I have a NiFi cluster with 4 nodes.
The defined dataflow (image attached) has a MergeContent, which gather together incoming flowfiles into a zip (every minute), and a PutHDFS, which puts the zip file into HDFS.
The result I was expecting was that only one zip file would be created in HDFS, with all the flowfiles of the last minute. The real result I got is that every node creates and tries to put its own zip file. Since the zip filename (set in the updateAttribute processor) is unique for the whole cluster, files try to overwrite themselves, and I get Error messages.
I tried setting the Conflict Resolution Strategy property (within PutHDFS processor) to append, but I get the next error:
PutHDFS[id=f696f-05b-100-9b2-51019b97c5] Failed to write to HDFS due to org.apache.nifi.processor.exception.ProcessException: IOException thrown from PutHDFS[id=f6e6968f-015b-1000-95b2-510198b97c50]: org.apache.hadoop.ipc.RemoteException(org.apache.hadoop.hdfs.server.namenode.LeaseExpiredException): No lease on /example/2017-06-01/.example_1202.zip (inode 32117): File does not exist. Holder DFSClient_NONMAPREDUCE_-6309245_9 does not have any open files.
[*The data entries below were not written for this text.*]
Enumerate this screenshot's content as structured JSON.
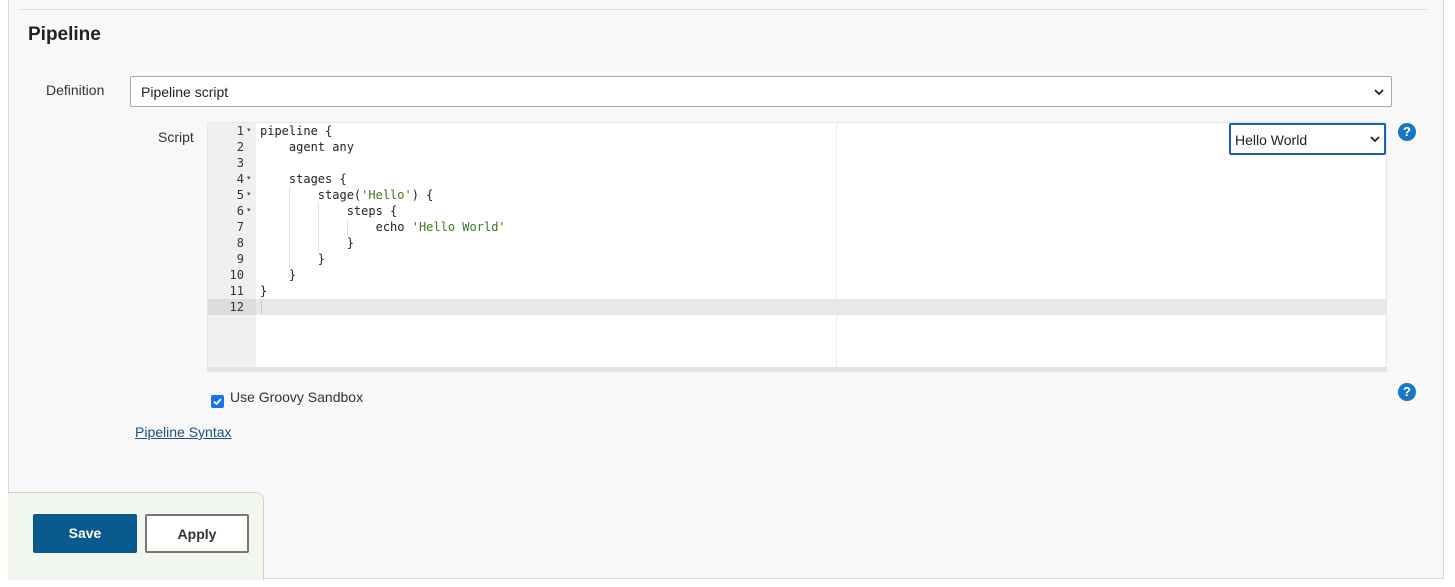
{
  "section": {
    "title": "Pipeline"
  },
  "definition": {
    "label": "Definition",
    "selected": "Pipeline script"
  },
  "script": {
    "label": "Script",
    "sample_selected": "Hello World",
    "lines": [
      {
        "n": "1",
        "text": "pipeline {",
        "fold": true
      },
      {
        "n": "2",
        "text": "    agent any",
        "fold": false
      },
      {
        "n": "3",
        "text": "",
        "fold": false
      },
      {
        "n": "4",
        "text": "    stages {",
        "fold": true
      },
      {
        "n": "5",
        "pre": "        stage(",
        "str": "'Hello'",
        "post": ") {",
        "fold": true
      },
      {
        "n": "6",
        "text": "            steps {",
        "fold": true
      },
      {
        "n": "7",
        "pre": "                echo ",
        "str": "'Hello World'",
        "post": "",
        "fold": false
      },
      {
        "n": "8",
        "text": "            }",
        "fold": false
      },
      {
        "n": "9",
        "text": "        }",
        "fold": false
      },
      {
        "n": "10",
        "text": "    }",
        "fold": false
      },
      {
        "n": "11",
        "text": "}",
        "fold": false
      },
      {
        "n": "12",
        "text": "",
        "fold": false
      }
    ],
    "active_line": "12"
  },
  "sandbox": {
    "label": "Use Groovy Sandbox",
    "checked": true
  },
  "links": {
    "pipeline_syntax": "Pipeline Syntax"
  },
  "help": {
    "glyph": "?"
  },
  "buttons": {
    "save": "Save",
    "apply": "Apply"
  },
  "colors": {
    "accent": "#0b5a8f",
    "help": "#1976c2",
    "string": "#3a7a1f",
    "footer_bg": "#f1f6ee"
  }
}
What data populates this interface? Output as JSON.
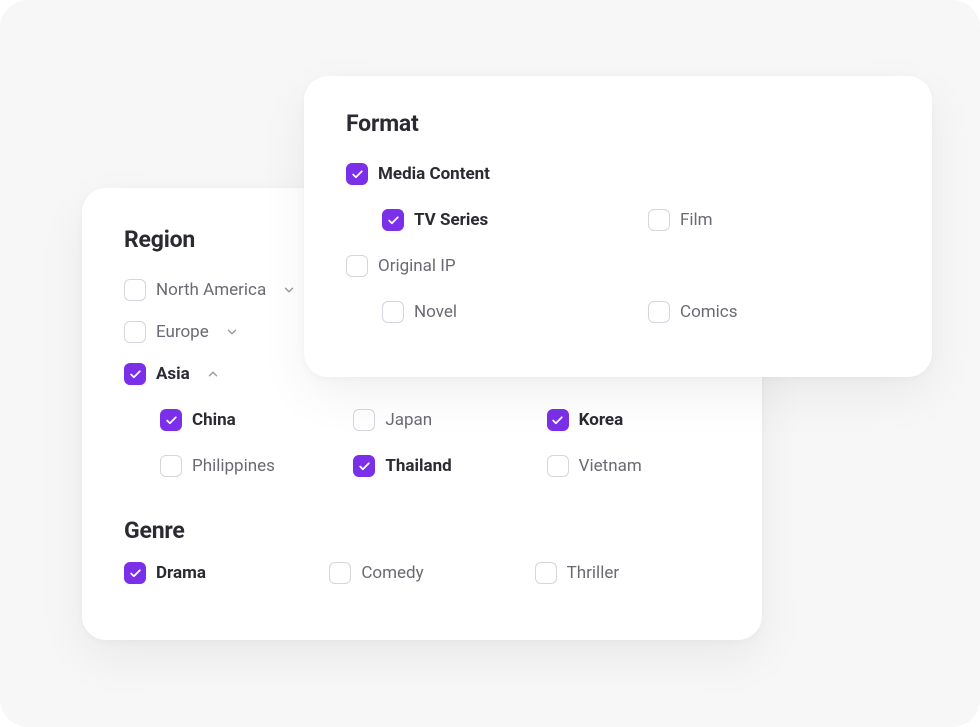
{
  "format_card": {
    "title": "Format",
    "media_content": {
      "label": "Media Content",
      "checked": true
    },
    "tv_series": {
      "label": "TV Series",
      "checked": true
    },
    "film": {
      "label": "Film",
      "checked": false
    },
    "original_ip": {
      "label": "Original IP",
      "checked": false
    },
    "novel": {
      "label": "Novel",
      "checked": false
    },
    "comics": {
      "label": "Comics",
      "checked": false
    }
  },
  "region_card": {
    "region_title": "Region",
    "north_america": {
      "label": "North America",
      "checked": false,
      "expanded": false
    },
    "europe": {
      "label": "Europe",
      "checked": false,
      "expanded": false
    },
    "asia": {
      "label": "Asia",
      "checked": true,
      "expanded": true
    },
    "china": {
      "label": "China",
      "checked": true
    },
    "japan": {
      "label": "Japan",
      "checked": false
    },
    "korea": {
      "label": "Korea",
      "checked": true
    },
    "philippines": {
      "label": "Philippines",
      "checked": false
    },
    "thailand": {
      "label": "Thailand",
      "checked": true
    },
    "vietnam": {
      "label": "Vietnam",
      "checked": false
    },
    "genre_title": "Genre",
    "drama": {
      "label": "Drama",
      "checked": true
    },
    "comedy": {
      "label": "Comedy",
      "checked": false
    },
    "thriller": {
      "label": "Thriller",
      "checked": false
    }
  }
}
The objective of the flow is that only one zip file is put into HDFS, which contains the flowfiles collected during the last minute in the 4 cluster nodes. Is this not possible? Where is the mistake in my dataflow? Any idea of how to do it?
Thanks in advance.
This could be accomplished by running all processors on the master node only. Of course, this would mean everything is running on a single node and the others are sitting idle. Alternatively you could setup two clusters, one for ingest and a single node for egress. The ingest cluster would handle processing and then use site-to-site to write to the egress cluster which would then zip and write to HDFS.
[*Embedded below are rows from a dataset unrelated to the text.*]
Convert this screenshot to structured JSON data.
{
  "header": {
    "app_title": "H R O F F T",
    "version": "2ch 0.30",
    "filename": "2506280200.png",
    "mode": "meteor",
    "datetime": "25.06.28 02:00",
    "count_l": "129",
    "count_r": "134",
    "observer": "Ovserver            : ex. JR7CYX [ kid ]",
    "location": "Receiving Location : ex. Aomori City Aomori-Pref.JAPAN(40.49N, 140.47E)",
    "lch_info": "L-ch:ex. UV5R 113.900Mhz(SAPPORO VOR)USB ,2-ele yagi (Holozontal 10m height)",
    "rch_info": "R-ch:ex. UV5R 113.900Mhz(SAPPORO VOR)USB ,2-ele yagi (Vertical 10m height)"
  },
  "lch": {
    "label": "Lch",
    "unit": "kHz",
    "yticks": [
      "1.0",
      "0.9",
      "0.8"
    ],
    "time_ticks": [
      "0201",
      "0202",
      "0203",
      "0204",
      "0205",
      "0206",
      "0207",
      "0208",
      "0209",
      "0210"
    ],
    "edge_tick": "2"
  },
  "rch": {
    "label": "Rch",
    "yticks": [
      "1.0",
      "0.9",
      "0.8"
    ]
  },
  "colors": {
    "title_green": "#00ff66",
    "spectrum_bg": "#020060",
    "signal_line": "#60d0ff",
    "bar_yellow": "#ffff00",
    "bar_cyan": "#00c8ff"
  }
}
I am not a fan of either solution honestly. Is it possible to write the raw data to HDFS and then use HAR to compress?
The egress "cluster" should not be a NiFi cluster. You will get you best performance by installing a standalone NiFi versus a one node cluster. Clusters require zookeeper while standalone NiFi instances do not. The Site-to-Site protocol will load balance to all nodes in a target cluster.